Base Models Know How to Reason, Thinking Models Learn When

Published: 30 Sept 2025, Last Modified: 10 Oct 2025Mech Interp Workshop (NeurIPS 2025) PosterEveryoneRevisionsBibTeXCC BY 4.0
Keywords: Chain of Thought/Reasoning models, Sparse Autoencoders, Steering
Other Keywords: Thinking Models, Reasoning, Mechanistic Interpretability, Unsupervised Clustering
TL;DR: We show that rule-based RL training mainly teaches thinking models when to fire skills that exist already in base models
Abstract: Why do thinking language models like DeepSeek R1 outperform their base counterparts?

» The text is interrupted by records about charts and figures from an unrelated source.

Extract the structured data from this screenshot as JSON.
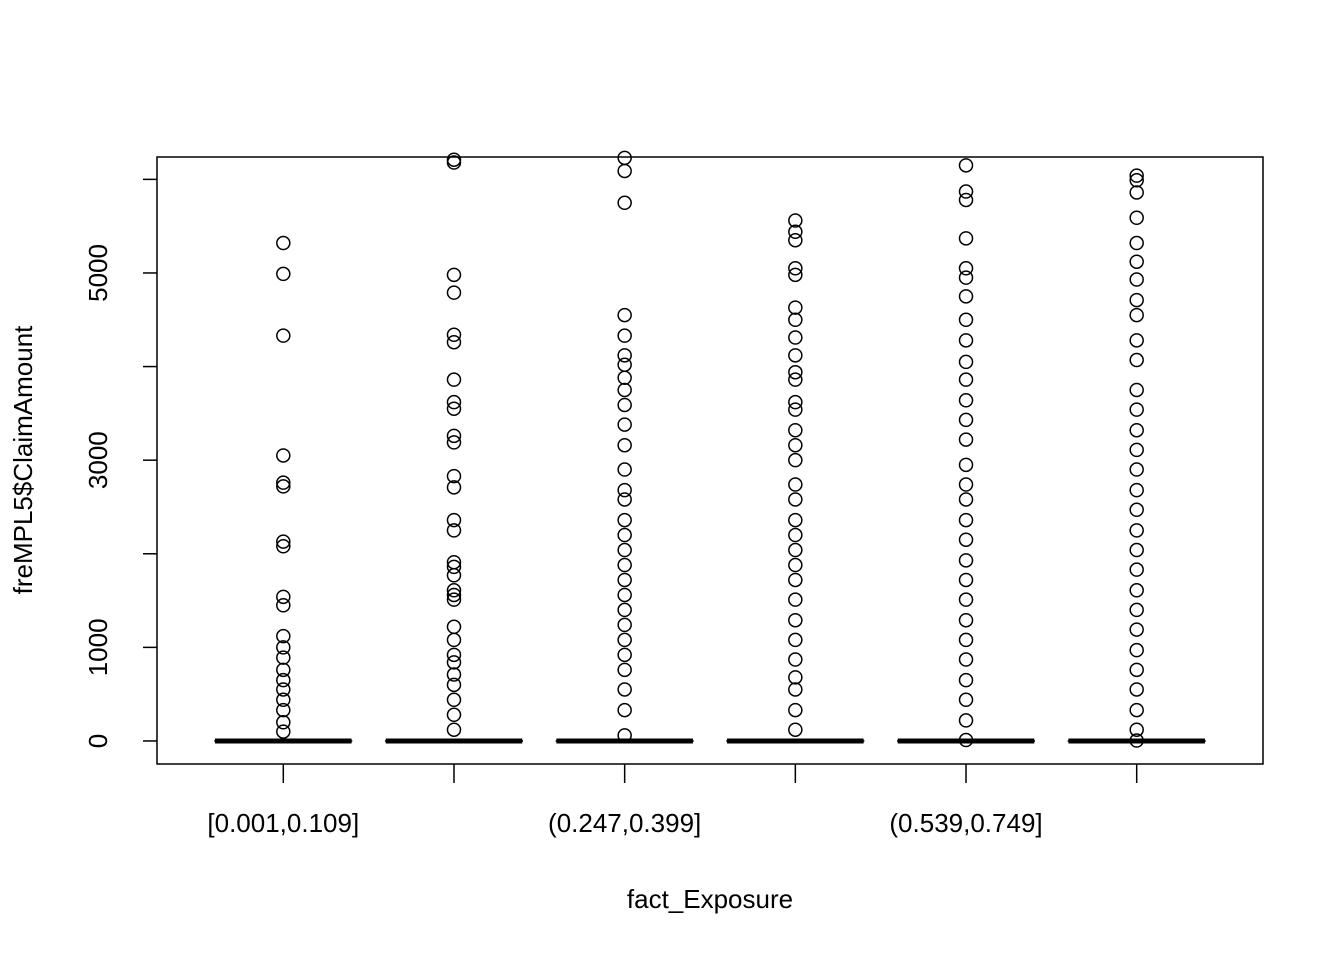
{
  "chart_data": {
    "type": "boxplot",
    "x_label": "fact_Exposure",
    "y_label": "freMPL5$ClaimAmount",
    "categories": [
      "[0.001,0.109]",
      null,
      "(0.247,0.399]",
      null,
      "(0.539,0.749]",
      null
    ],
    "boxes": [
      {
        "whisker_low": 0,
        "q1": 0,
        "median": 0,
        "q3": 0,
        "whisker_high": 0,
        "outliers": [
          5320,
          4990,
          4330,
          3050,
          2760,
          2720,
          2130,
          2080,
          1540,
          1450,
          1120,
          1000,
          890,
          760,
          650,
          550,
          440,
          330,
          200,
          100
        ]
      },
      {
        "whisker_low": 0,
        "q1": 0,
        "median": 0,
        "q3": 0,
        "whisker_high": 0,
        "outliers": [
          6210,
          6180,
          4980,
          4790,
          4340,
          4260,
          3860,
          3620,
          3550,
          3260,
          3190,
          2830,
          2710,
          2360,
          2250,
          1910,
          1860,
          1770,
          1610,
          1560,
          1510,
          1220,
          1080,
          920,
          840,
          710,
          600,
          440,
          280,
          120
        ]
      },
      {
        "whisker_low": 0,
        "q1": 0,
        "median": 0,
        "q3": 0,
        "whisker_high": 0,
        "outliers": [
          6230,
          6090,
          5750,
          4550,
          4330,
          4120,
          4020,
          3880,
          3750,
          3590,
          3380,
          3160,
          2900,
          2680,
          2580,
          2360,
          2200,
          2040,
          1880,
          1720,
          1560,
          1400,
          1240,
          1080,
          920,
          760,
          550,
          330,
          60
        ]
      },
      {
        "whisker_low": 0,
        "q1": 0,
        "median": 0,
        "q3": 0,
        "whisker_high": 0,
        "outliers": [
          5560,
          5440,
          5350,
          5050,
          4980,
          4630,
          4500,
          4310,
          4120,
          3940,
          3860,
          3620,
          3540,
          3320,
          3160,
          3000,
          2740,
          2580,
          2360,
          2200,
          2040,
          1880,
          1720,
          1510,
          1290,
          1080,
          870,
          680,
          550,
          330,
          120
        ]
      },
      {
        "whisker_low": 0,
        "q1": 0,
        "median": 0,
        "q3": 0,
        "whisker_high": 0,
        "outliers": [
          6150,
          5870,
          5780,
          5370,
          5050,
          4950,
          4750,
          4500,
          4280,
          4050,
          3860,
          3640,
          3430,
          3220,
          2950,
          2740,
          2580,
          2360,
          2150,
          1930,
          1720,
          1510,
          1290,
          1080,
          870,
          650,
          440,
          220,
          10
        ]
      },
      {
        "whisker_low": 0,
        "q1": 0,
        "median": 0,
        "q3": 0,
        "whisker_high": 0,
        "outliers": [
          6040,
          5990,
          5860,
          5590,
          5320,
          5120,
          4930,
          4710,
          4550,
          4280,
          4070,
          3750,
          3540,
          3320,
          3110,
          2900,
          2680,
          2470,
          2250,
          2040,
          1830,
          1610,
          1400,
          1190,
          970,
          760,
          550,
          330,
          120,
          5
        ]
      }
    ],
    "ylim": [
      -246,
      6239
    ],
    "yticks": [
      0,
      1000,
      3000,
      5000
    ],
    "yticks_unlabeled": [
      2000,
      4000,
      6000
    ],
    "color": "#000000"
  }
}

Despite consistent performance gains, it remains unclear to what extent thinking models learn entirely new reasoning capabilities or repurpose pre-existing base model ones. In this work, we propose a hybrid model where we activate reasoning mechanisms in base models at the right time to elicit thinking-model-level reasoning chains, implying that thinking models exploit already existing capabilities. To ground our analysis, we introduce an unsupervised, bottom-up approach for uncovering human-interpretable reasoning behaviors in thinking models. This approach provides an unbiased method to discover reasoning behaviors without imposing manual or LLM-derived assumptions. Across three base and four thinking models, using GSM8K and MATH500, our hybrid model recovers up to 91% of the performance gap to thinking models without any weight updates while steering only 12% of tokens. Concretely, our empirical setup provides a simple, causal way to test the effectiveness of existing reasoning mechanisms in base models by invoking them directly and measuring the resulting task performance. More broadly, these results reframe our understanding of how thinking models are trained: pre-training is when models acquire most of their reasoning mechanisms, and post-training teaches efficient deployment of these mechanisms at the right time, enabling efficient use of their inference-time compute.